Он начал было сходиться со Спешневым, не задумавшись, впрочем, о его годности к этакой роли. Еще за границей слышал историю его молодости, целый роман, и захотел познакомиться. Само собой, Спешнев, в свой черед, много знал о Бакунине. Но пути сошлись только в Иркутске, только там из разговоров открылось, что не раз уже жизнь почти сталкивала их — и, не столкнув, разводила. Естественно, нашлось много общих знакомых и общих воспоминаний, и Бакунин смог оценить по достоинству Спешнева. Наружность его, спокойно-холодная и благородная, вселяла доверие, как всякая сила. Джентльмен с ног до головы, он был, однако, на взгляд Бакунина, слишком удовлетворен собой, слишком бесстрастен… хотя, впрочем, приятель Бакунина в Томске добряк Феликс Толь утверждал обратное. От Толя Бакунин впервые услышал в подробностях о кружке Петрашевского. И про Спешнева Толь говорил как про замечательного человека. Увы, общение со Спешневым было недолгим — только мелькнул перед Бакуниным в Иркутске и отбыл в Японию с Муравьевым.
К самому Петрашевскому добряк Толь относился с не меньшей симпатией, как к человеку весьма образованному, деятельному, до дерзости смелому. Бакунин же из наблюдений за Толем вывел, что тот не очень-то разбирается в людях; сволочью был окружен в Томске, да и дружбы с подлецом Антонелли не мог простить себе по сию пору. К тому же Бакунин не склонен был радоваться похвалам не в свой адрес и о компании Петрашевского составил из слов Толя свое представление как о резонерах и недоучках, которые, недоучившись сами, возымели претензию учить других и болтовню принимали за дело. Между ними-то и царствовал Петрашевский. Когда же встретился с этим суетливым и говорливым господином в Иркутске, поглядел на его черную бороду да послушал, как он судит обо всем и горячится, блестя черными глазами сквозь очки, и как, нахватавшись разных кусочков из разных наук, спорит с Бакуниным, точно ровня, как поглядел Михаил Александрович Бакунин на все на это, да к тому же наслушался рассказов о пристрастии этого человека к гербовой бумаге да к тяжбам (о чем и Толь поминал), то в своем о нем мнении укрепился бесповоротно. Этот деятель любил проливать не кровь, а чернила! К тому же нисколько этого не скрывал, похвалялся сам своими подвигами в таком роде!.. Чего стоила хоть статейка его о суде и судоговорении, какую поспешил тиснуть в губернской газете сразу же после отъезда Муравьева. Там, роскошествуя в лабиринтах российского законодательства, проливал он чернила за гласность суда, законность и справедливость! В России — земле бесправия — он помешался на праве!

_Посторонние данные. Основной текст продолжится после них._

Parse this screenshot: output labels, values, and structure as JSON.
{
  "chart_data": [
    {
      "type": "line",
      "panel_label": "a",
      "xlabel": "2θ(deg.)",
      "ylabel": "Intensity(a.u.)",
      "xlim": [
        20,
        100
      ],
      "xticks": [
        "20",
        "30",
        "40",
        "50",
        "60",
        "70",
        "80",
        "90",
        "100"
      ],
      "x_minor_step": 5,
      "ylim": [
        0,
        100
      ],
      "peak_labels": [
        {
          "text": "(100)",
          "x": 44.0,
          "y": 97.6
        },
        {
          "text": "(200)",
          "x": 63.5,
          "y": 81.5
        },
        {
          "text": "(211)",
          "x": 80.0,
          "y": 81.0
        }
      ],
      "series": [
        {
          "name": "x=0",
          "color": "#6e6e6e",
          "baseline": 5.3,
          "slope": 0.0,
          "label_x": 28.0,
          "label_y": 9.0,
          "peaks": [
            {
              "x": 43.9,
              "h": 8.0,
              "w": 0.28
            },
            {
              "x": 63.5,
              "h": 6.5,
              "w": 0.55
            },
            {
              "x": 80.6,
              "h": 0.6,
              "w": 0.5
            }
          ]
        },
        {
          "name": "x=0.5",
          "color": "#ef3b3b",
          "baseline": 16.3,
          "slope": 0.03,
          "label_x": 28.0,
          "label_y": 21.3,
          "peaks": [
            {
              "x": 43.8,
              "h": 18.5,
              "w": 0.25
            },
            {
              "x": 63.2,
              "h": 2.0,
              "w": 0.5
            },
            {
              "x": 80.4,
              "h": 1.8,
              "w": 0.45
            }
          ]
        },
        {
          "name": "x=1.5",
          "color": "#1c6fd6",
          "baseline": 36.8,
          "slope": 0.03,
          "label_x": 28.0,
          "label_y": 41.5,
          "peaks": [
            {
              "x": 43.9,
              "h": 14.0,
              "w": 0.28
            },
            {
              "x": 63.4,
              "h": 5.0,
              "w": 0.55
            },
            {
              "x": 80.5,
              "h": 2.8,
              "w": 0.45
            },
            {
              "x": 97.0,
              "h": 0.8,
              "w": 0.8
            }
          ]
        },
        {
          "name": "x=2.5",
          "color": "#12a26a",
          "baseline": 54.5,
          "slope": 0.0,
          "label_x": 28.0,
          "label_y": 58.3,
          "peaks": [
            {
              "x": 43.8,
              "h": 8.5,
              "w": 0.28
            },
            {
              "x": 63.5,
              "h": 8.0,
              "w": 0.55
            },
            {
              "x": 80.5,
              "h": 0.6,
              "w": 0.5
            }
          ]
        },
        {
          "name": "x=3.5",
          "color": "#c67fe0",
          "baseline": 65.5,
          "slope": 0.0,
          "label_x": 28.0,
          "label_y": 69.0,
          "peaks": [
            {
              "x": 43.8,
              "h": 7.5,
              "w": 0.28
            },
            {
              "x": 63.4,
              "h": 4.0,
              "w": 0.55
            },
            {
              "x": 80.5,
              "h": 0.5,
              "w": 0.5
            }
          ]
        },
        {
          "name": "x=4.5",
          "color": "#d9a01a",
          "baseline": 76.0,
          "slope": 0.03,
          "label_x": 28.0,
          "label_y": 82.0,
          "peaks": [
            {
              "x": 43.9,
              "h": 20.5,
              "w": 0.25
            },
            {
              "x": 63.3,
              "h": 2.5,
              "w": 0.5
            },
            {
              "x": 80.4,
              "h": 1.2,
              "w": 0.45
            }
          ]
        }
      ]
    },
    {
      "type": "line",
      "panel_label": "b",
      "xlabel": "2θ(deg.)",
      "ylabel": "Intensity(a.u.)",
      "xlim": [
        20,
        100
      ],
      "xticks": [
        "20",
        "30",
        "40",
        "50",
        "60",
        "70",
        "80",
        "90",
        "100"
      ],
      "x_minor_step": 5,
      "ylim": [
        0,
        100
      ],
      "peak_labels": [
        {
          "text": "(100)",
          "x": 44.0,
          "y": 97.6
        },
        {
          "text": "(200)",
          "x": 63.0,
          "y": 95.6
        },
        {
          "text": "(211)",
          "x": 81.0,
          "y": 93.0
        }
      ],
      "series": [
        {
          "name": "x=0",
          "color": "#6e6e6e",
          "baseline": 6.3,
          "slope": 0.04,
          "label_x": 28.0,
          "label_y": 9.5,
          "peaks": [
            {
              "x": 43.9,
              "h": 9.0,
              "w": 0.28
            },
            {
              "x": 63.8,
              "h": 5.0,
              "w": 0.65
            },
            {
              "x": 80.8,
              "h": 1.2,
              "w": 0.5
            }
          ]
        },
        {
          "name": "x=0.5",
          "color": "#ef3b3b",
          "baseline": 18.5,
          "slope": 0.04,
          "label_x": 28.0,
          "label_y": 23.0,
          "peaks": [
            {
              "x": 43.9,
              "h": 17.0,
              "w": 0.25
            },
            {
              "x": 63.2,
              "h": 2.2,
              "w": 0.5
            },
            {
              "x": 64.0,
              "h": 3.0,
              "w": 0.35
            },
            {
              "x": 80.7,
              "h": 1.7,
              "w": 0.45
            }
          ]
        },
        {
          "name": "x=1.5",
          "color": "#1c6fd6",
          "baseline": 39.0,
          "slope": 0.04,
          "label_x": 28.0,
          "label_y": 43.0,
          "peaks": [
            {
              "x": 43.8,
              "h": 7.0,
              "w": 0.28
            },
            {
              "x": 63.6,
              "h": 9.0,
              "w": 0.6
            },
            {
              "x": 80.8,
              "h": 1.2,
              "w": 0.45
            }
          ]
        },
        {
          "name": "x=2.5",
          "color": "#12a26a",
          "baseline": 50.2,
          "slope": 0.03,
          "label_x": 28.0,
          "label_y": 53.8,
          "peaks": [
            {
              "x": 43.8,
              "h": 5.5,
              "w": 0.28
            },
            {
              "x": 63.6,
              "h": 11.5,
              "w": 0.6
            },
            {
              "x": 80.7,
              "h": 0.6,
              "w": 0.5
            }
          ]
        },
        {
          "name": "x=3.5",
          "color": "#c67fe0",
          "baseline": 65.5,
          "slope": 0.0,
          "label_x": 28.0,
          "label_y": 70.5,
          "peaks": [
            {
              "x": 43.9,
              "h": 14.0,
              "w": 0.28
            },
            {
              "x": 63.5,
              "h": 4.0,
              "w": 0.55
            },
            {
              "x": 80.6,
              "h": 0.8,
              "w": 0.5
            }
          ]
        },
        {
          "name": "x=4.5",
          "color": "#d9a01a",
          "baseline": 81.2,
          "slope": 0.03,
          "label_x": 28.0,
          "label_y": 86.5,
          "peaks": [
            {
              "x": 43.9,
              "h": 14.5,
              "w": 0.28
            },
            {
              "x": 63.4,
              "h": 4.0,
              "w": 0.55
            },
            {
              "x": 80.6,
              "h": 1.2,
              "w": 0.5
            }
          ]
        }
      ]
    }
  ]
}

По странному стечению обстоятельств в тот самый именно день, когда в «Иркутских губернских ведомостях» появилась статья Петрашевского, произошло в городе происшествие, до того не бывалое. В Иркутске случилась дуэль! И один из стрелявшихся был убит.

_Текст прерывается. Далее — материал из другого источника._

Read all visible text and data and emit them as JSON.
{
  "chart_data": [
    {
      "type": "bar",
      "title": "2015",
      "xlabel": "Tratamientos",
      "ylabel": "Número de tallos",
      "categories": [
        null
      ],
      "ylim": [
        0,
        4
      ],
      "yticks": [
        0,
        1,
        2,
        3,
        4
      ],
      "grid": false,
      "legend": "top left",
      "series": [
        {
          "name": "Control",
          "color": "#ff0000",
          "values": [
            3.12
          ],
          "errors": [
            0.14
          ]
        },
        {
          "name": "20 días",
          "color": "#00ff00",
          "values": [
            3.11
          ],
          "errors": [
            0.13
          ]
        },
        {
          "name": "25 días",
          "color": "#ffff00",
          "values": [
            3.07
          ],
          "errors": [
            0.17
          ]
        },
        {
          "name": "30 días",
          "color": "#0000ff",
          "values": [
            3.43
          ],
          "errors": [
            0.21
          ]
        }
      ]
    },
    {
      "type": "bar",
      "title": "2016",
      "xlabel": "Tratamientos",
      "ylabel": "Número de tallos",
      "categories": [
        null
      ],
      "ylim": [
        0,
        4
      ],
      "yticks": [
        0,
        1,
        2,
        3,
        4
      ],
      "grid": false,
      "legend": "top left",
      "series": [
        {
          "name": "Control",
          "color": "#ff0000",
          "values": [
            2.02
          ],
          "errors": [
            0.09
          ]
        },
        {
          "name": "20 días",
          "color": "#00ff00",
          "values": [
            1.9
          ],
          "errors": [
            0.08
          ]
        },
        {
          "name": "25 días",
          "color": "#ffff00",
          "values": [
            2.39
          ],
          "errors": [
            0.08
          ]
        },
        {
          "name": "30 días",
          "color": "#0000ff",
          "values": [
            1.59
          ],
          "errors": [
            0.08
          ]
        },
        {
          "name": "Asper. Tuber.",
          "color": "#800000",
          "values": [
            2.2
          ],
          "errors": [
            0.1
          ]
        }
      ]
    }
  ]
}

О предстоящей дуэли заговорили за несколько дней, когда стало известно о стычке двух чиновников, давно враждовавших: один другого поколотил. Петрашевского не могли миновать городские сплетни. Но не задели нимало. Эка невидаль, повздорили два петуха из-за курочки. Беклемишев, муравьевский любимчик и коновод золотой молодежи (у Шестунова ее называли точнее — мишурной), в глазах шестуновских завсегдатаев являл образец навозного выскочки. К своим двадцати девяти имел и орден, и чин, заседал в Совете Главного управления Восточной Сибири; на балах, в попойках и за зеленым столом повсюду был первым. С Неклюдовым же, всего с год прослужившим в Иркутске, Михаил Васильевич знаком вовсе не был, слыхал, что надменен и нелюдим. Однако и Беклемишеву высокомерия не занимать было. Едва сделалось известно, что Неклюдов убит, немедленно поползли по городу слухи, будто он погиб не случайно; уже через несколько часов после смерти говорилось, будто начальство заранее знало, что готовится, но не ударило палец о палец. Что полицмейстер во время дуэли забрался на колокольню, откуда заимка, на которой стрелялись, видна была ему как на ладони. Что дело не чисто: пистолет Неклюдова был незаряжен, а в секунданты ему навязали малознакомого и к тому же подкупленного человека; что на случай, если бы Неклюдов решился бежать, стояла готовая к погоне тройка, а дружок Беклемишева ходил к почт-содержателю просить, чтобы дали Неклюдову худых лошадей, а ямщику приказали бы выдернуть из задней оси чеку. Что раненый Неклюдов лежал брошенный около часу, а доктора поблизости не оказалось…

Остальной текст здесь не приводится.